Wydawać by się mogło, że skoro większość nie tylko czytelników tego artykułu, ale również większość muzyków i muzykologów nigdy o Miłku nie słyszała, to był on kompozytorem niszowym lub tworzył muzykę, która nie przeszła próby czasu. Tymczasem... Miłek był przed wojną niezwykle popularny. Napisane przez niego opery dziecięce (skomponował trzy) były całymi latami grane w Łodzi i Pabianicach niemal w każdym tygodniu (a gazety donosiły o braku biletów), wystawiano też Miłka w Warszawie, Poznaniu, Katowicach, Częstochowie... a nawet Działdowie (warmińsko-mazurskie), Chełmży (koło Torunia) czy Żołyni (niedaleko Rzeszowa). Nazwa „opera dziecięca” oznaczała, że wykonawcami były dzieci – i tak np. opera Miłka „Taniec kwiatów” miała swoją premierę w Pabianicach (w 1925 r.) i została zrealizowana siłami uczniów pabianickich gimnazjów. Były to spore przedsięwzięcia – w przedstawieniach brało udział od 90 do 140 młodych śpiewaków i tancerzy.
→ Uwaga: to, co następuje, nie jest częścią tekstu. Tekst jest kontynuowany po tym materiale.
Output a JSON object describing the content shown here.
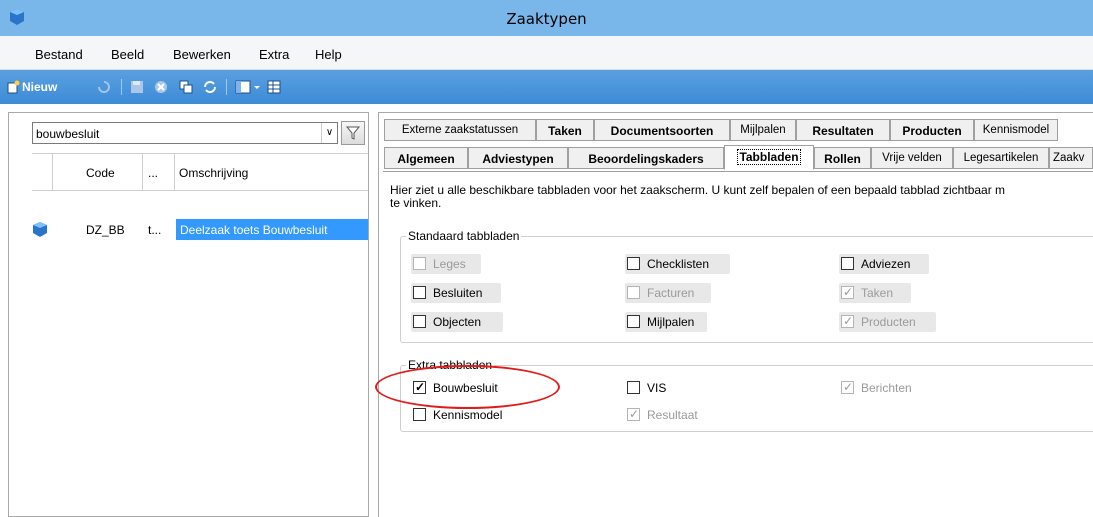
{
  "window": {
    "title": "Zaaktypen"
  },
  "menu": [
    "Bestand",
    "Beeld",
    "Bewerken",
    "Extra",
    "Help"
  ],
  "toolbar": {
    "new_label": "Nieuw"
  },
  "left": {
    "search_value": "bouwbesluit",
    "columns": [
      "Code",
      "...",
      "Omschrijving"
    ],
    "rows": [
      {
        "code": "DZ_BB",
        "dots": "t...",
        "omschrijving": "Deelzaak toets Bouwbesluit"
      }
    ]
  },
  "tabs_row1": [
    {
      "label": "Externe zaakstatussen",
      "bold": false
    },
    {
      "label": "Taken",
      "bold": true
    },
    {
      "label": "Documentsoorten",
      "bold": true
    },
    {
      "label": "Mijlpalen",
      "bold": false
    },
    {
      "label": "Resultaten",
      "bold": true
    },
    {
      "label": "Producten",
      "bold": true
    },
    {
      "label": "Kennismodel",
      "bold": false
    }
  ],
  "tabs_row2": [
    {
      "label": "Algemeen",
      "bold": true
    },
    {
      "label": "Adviestypen",
      "bold": true
    },
    {
      "label": "Beoordelingskaders",
      "bold": true
    },
    {
      "label": "Tabbladen",
      "bold": true,
      "selected": true
    },
    {
      "label": "Rollen",
      "bold": true
    },
    {
      "label": "Vrije velden",
      "bold": false
    },
    {
      "label": "Legesartikelen",
      "bold": false
    },
    {
      "label": "Zaakv",
      "bold": false
    }
  ],
  "description_line1": "Hier ziet u alle beschikbare tabbladen voor het zaakscherm. U kunt zelf bepalen of een bepaald tabblad zichtbaar m",
  "description_line2": "te vinken.",
  "standaard": {
    "title": "Standaard tabbladen",
    "items": [
      {
        "label": "Leges",
        "checked": false,
        "disabled": true
      },
      {
        "label": "Checklisten",
        "checked": false,
        "disabled": false
      },
      {
        "label": "Adviezen",
        "checked": false,
        "disabled": false
      },
      {
        "label": "Besluiten",
        "checked": false,
        "disabled": false
      },
      {
        "label": "Facturen",
        "checked": false,
        "disabled": true
      },
      {
        "label": "Taken",
        "checked": true,
        "disabled": true
      },
      {
        "label": "Objecten",
        "checked": false,
        "disabled": false
      },
      {
        "label": "Mijlpalen",
        "checked": false,
        "disabled": false
      },
      {
        "label": "Producten",
        "checked": true,
        "disabled": true
      }
    ]
  },
  "extra": {
    "title": "Extra tabbladen",
    "items": [
      {
        "label": "Bouwbesluit",
        "checked": true,
        "disabled": false
      },
      {
        "label": "VIS",
        "checked": false,
        "disabled": false
      },
      {
        "label": "Berichten",
        "checked": true,
        "disabled": true
      },
      {
        "label": "Kennismodel",
        "checked": false,
        "disabled": false
      },
      {
        "label": "Resultaat",
        "checked": true,
        "disabled": true
      }
    ]
  },
  "annotation_color": "#e01b1b"
}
Być może niektórzy z nich jeszcze żyją – ci urodzeni w latach 20. – i mogliby się podzielić swoimi wspomnieniami z autorem tego artykułu? Albo ich dzieci, które znają historie opowiedziane przez rodziców? Takie relacje (a może i zdjęcia rodzinne lub inne pamiątki po kompozytorze) na pewno wzbogaciłyby powstającą biografię profesora śpiewu z Królowej Jadwigi i ze Śniadeckiego. Trochę młodsze pokolenie może też pamiętać pojedynczą powojenną inscenizację Miłka – „Taniec kwiatów” wystawiło w 1959 r. nieistniejące już dziś Liceum Pedagogiczne.
 
Nie tylko opery. Mnóstwo polskich chórów znało i wykonywało utwory nauczyciela z Pabianic. A jakie wtedy były chóry – większość przynajmniej po 100 osób! Programy radiowe z międzywojnia systematycznie wymieniają Miłka wśród twórców nadawanych nie tylko na antenie centralnej, ale – wraz z rozwojem radiofonii (jak wtedy pisano – radjofonji) również przez inne ważne ośrodki, które teraz młodemu pokoleniu nie kojarzą się ani jako ważne, ani jako polskie – np. Baranowicze. Popularność pieśni Miłka – oprócz walorów muzycznych – wiązała się poruszaną w nich tematyką – aż trzecia ich część to utwory patriotyczne (legionowe, ku czci marszałka Piłsudskiego, pieśni o powstaniach narodowych), kolejna trzecia część to wesołe piosenki ludowe (o tytułach w rodzaju: „Kasiu, daj mi gęby”, „Kajta zaś”, „Myślałeś chłopcze, żem ci rada”, „A ja sobie podrygom”), pozostała spuścizna to kompozycje religijne i okolicznościowe.
 
Zastanawiające, dlaczego ten dorobek (około 100 dotychczas odkrytych utworów), mimo dużego rozpropagowania w kraju, uległ całkowitemu zapomnieniu... Należy o to podejrzewać politykę kulturalną powojennych władz. Zmarły w 1943 roku Miłek był zapewne źle widziany nie tylko ze względu na niepodległościową i religijną tematykę swoich pieśni, ale – może nawet bardziej – ze względu zaangażowanie w SZP, ZWZ i AK swojego syna Stanisława (bliskiego współpracownika Zygmunta Waltera-Jankego), który m.in. redagował i na powielaczu do nut drukował konspiracyjny tygodnik („Wiadomości Polskie” – ukazało się kilkadziesiąt numerów). Za patriotyczną działalność w czasie okupacji syn kompozytora był więziony do 1949 r., a później inwigilowany.
 
Może na fali jubileuszu 140. urodzin Henryka Miłka uda się przywrócić polskiej kulturze jego twórczość, a Pabianicom ważną postać z historii miasta.
 
 
Wycinki prasowe (z lat 20. i 30.) o operach Henryka Miłka.
 
 Inscenizacja opery dziecięcej „Taniec kwiatów” – 1926 r. (pozyskana dzięki informacji kustosza Muzeum Tradycji Niepodległościowych w Łodzi – Wojciech Źródlaka).
 
 

Kontakt z autorem za pośrednictwem redakcji „Życia Pabianic”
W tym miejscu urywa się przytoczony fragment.